Diversos bichos vão se sucedendo a cada virada de página. As crianças conhecem todos eles? Já viram pessoalmente? O que sabem sobre cada um?

Alguma criança tem uma história pessoal para compartilhar sobre algum dos bichos? Que tal fazer uma lista com o nome dos animais e convidar as crianças a desenhar os preferidos?

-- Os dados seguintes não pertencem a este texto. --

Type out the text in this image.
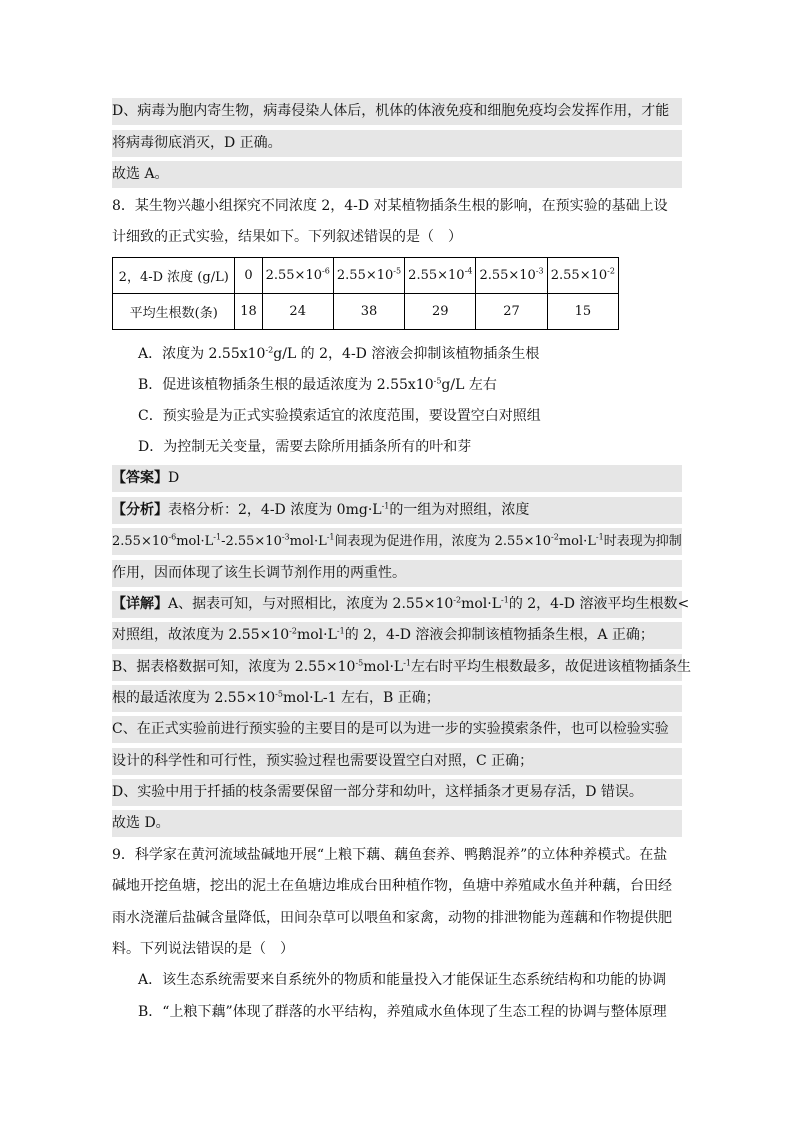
D、病毒为胞内寄生物，病毒侵染人体后，机体的体液免疫和细胞免疫均会发挥作用，才能
将病毒彻底消灭，D 正确。
故选 A。
8．某生物兴趣小组探究不同浓度 2，4-D 对某植物插条生根的影响，在预实验的基础上设
计细致的正式实验，结果如下。下列叙述错误的是（　）
2，4-D 浓度 (g/L)	0	$2.55\times 10^{-6}$	$2.55\times 10^{-5}$	$2.55\times 10^{-4}$	$2.55\times 10^{-3}$	$2.55\times 10^{-2}$
平均生根数(条)	18	24	38	29	27	15
A．浓度为 $2.55x10^{-2}g/L$ 的 2，4-D 溶液会抑制该植物插条生根
B．促进该植物插条生根的最适浓度为 $2.55x10^{-5}g/L$ 左右
C．预实验是为正式实验摸索适宜的浓度范围，要设置空白对照组
D．为控制无关变量，需要去除所用插条所有的叶和芽
【答案】D
【分析】表格分析：2，4-D 浓度为 $0mg\cdot L^{-1}$的一组为对照组，浓度
$2.55\times 10^{-6}mol\cdot L^{-1}-2.55\times 10^{-3}mol\cdot L^{-1}$间表现为促进作用，浓度为 $2.55\times 10^{-2}mol\cdot L^{-1}$时表现为抑制
作用，因而体现了该生长调节剂作用的两重性。
【详解】A、据表可知，与对照相比，浓度为 $2.55\times 10^{-2}mol\cdot L^{-1}$的 2，4-D 溶液平均生根数<
对照组，故浓度为 $2.55\times 10^{-2}mol\cdot L^{-1}$的 2，4-D 溶液会抑制该植物插条生根，A 正确；
B、据表格数据可知，浓度为 $2.55\times 10^{-5}mol\cdot L^{-1}$左右时平均生根数最多，故促进该植物插条生
根的最适浓度为 $2.55\times 10^{-5}mol\cdot L-1$ 左右，B 正确；
C、在正式实验前进行预实验的主要目的是可以为进一步的实验摸索条件，也可以检验实验
设计的科学性和可行性，预实验过程也需要设置空白对照，C 正确；
D、实验中用于扦插的枝条需要保留一部分芽和幼叶，这样插条才更易存活，D 错误。
故选 D。
9．科学家在黄河流域盐碱地开展“上粮下藕、藕鱼套养、鸭鹅混养”的立体种养模式。在盐
碱地开挖鱼塘，挖出的泥土在鱼塘边堆成台田种植作物，鱼塘中养殖咸水鱼并种藕，台田经
雨水浇灌后盐碱含量降低，田间杂草可以喂鱼和家禽，动物的排泄物能为莲藕和作物提供肥
料。下列说法错误的是（　）
A．该生态系统需要来自系统外的物质和能量投入才能保证生态系统结构和功能的协调
B．“上粮下藕”体现了群落的水平结构，养殖咸水鱼体现了生态工程的协调与整体原理
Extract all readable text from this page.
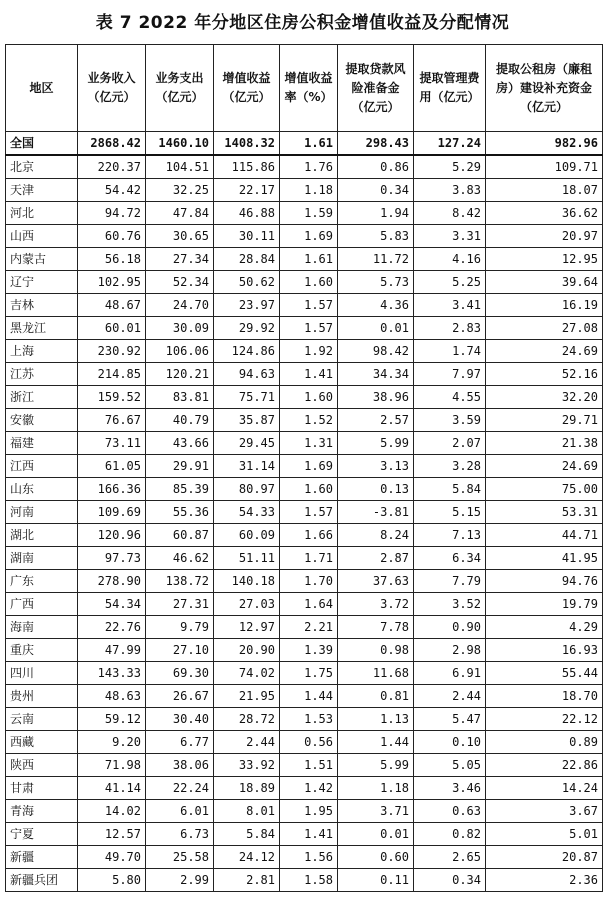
表 7 2022 年分地区住房公积金增值收益及分配情况
地区	业务收入（亿元）	业务支出（亿元）	增值收益（亿元）	增值收益率（%）	提取贷款风险准备金（亿元）	提取管理费用（亿元）	提取公租房（廉租房）建设补充资金（亿元）
全国	2868.42	1460.10	1408.32	1.61	298.43	127.24	982.96
北京	220.37	104.51	115.86	1.76	0.86	5.29	109.71
天津	54.42	32.25	22.17	1.18	0.34	3.83	18.07
河北	94.72	47.84	46.88	1.59	1.94	8.42	36.62
山西	60.76	30.65	30.11	1.69	5.83	3.31	20.97
内蒙古	56.18	27.34	28.84	1.61	11.72	4.16	12.95
辽宁	102.95	52.34	50.62	1.60	5.73	5.25	39.64
吉林	48.67	24.70	23.97	1.57	4.36	3.41	16.19
黑龙江	60.01	30.09	29.92	1.57	0.01	2.83	27.08
上海	230.92	106.06	124.86	1.92	98.42	1.74	24.69
江苏	214.85	120.21	94.63	1.41	34.34	7.97	52.16
浙江	159.52	83.81	75.71	1.60	38.96	4.55	32.20
安徽	76.67	40.79	35.87	1.52	2.57	3.59	29.71
福建	73.11	43.66	29.45	1.31	5.99	2.07	21.38
江西	61.05	29.91	31.14	1.69	3.13	3.28	24.69
山东	166.36	85.39	80.97	1.60	0.13	5.84	75.00
河南	109.69	55.36	54.33	1.57	-3.81	5.15	53.31
湖北	120.96	60.87	60.09	1.66	8.24	7.13	44.71
湖南	97.73	46.62	51.11	1.71	2.87	6.34	41.95
广东	278.90	138.72	140.18	1.70	37.63	7.79	94.76
广西	54.34	27.31	27.03	1.64	3.72	3.52	19.79
海南	22.76	9.79	12.97	2.21	7.78	0.90	4.29
重庆	47.99	27.10	20.90	1.39	0.98	2.98	16.93
四川	143.33	69.30	74.02	1.75	11.68	6.91	55.44
贵州	48.63	26.67	21.95	1.44	0.81	2.44	18.70
云南	59.12	30.40	28.72	1.53	1.13	5.47	22.12
西藏	9.20	6.77	2.44	0.56	1.44	0.10	0.89
陕西	71.98	38.06	33.92	1.51	5.99	5.05	22.86
甘肃	41.14	22.24	18.89	1.42	1.18	3.46	14.24
青海	14.02	6.01	8.01	1.95	3.71	0.63	3.67
宁夏	12.57	6.73	5.84	1.41	0.01	0.82	5.01
新疆	49.70	25.58	24.12	1.56	0.60	2.65	20.87
新疆兵团	5.80	2.99	2.81	1.58	0.11	0.34	2.36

O livro não tem adivinhas, mas sua estrutura também usa informações irreverentes dos animais para dar pistas sobre quem são. Que tal mostrar para as crianças algumas adivinhas de bichos?

Conhecendo os autores

Milton Célio de Oliveira Filho é escritor, professor e advogado. Nascido em Ubatuba, em 1953, dedicou grande parte da sua carreira à educação, atuando sobretudo em escolas públicas. Suas obras já integraram o catálogo da Feira de Bolonha e receberam diversos prêmios. Muitas vezes, são permeadas por mistérios e desafios de lógica a serem decifrados pelo leitor.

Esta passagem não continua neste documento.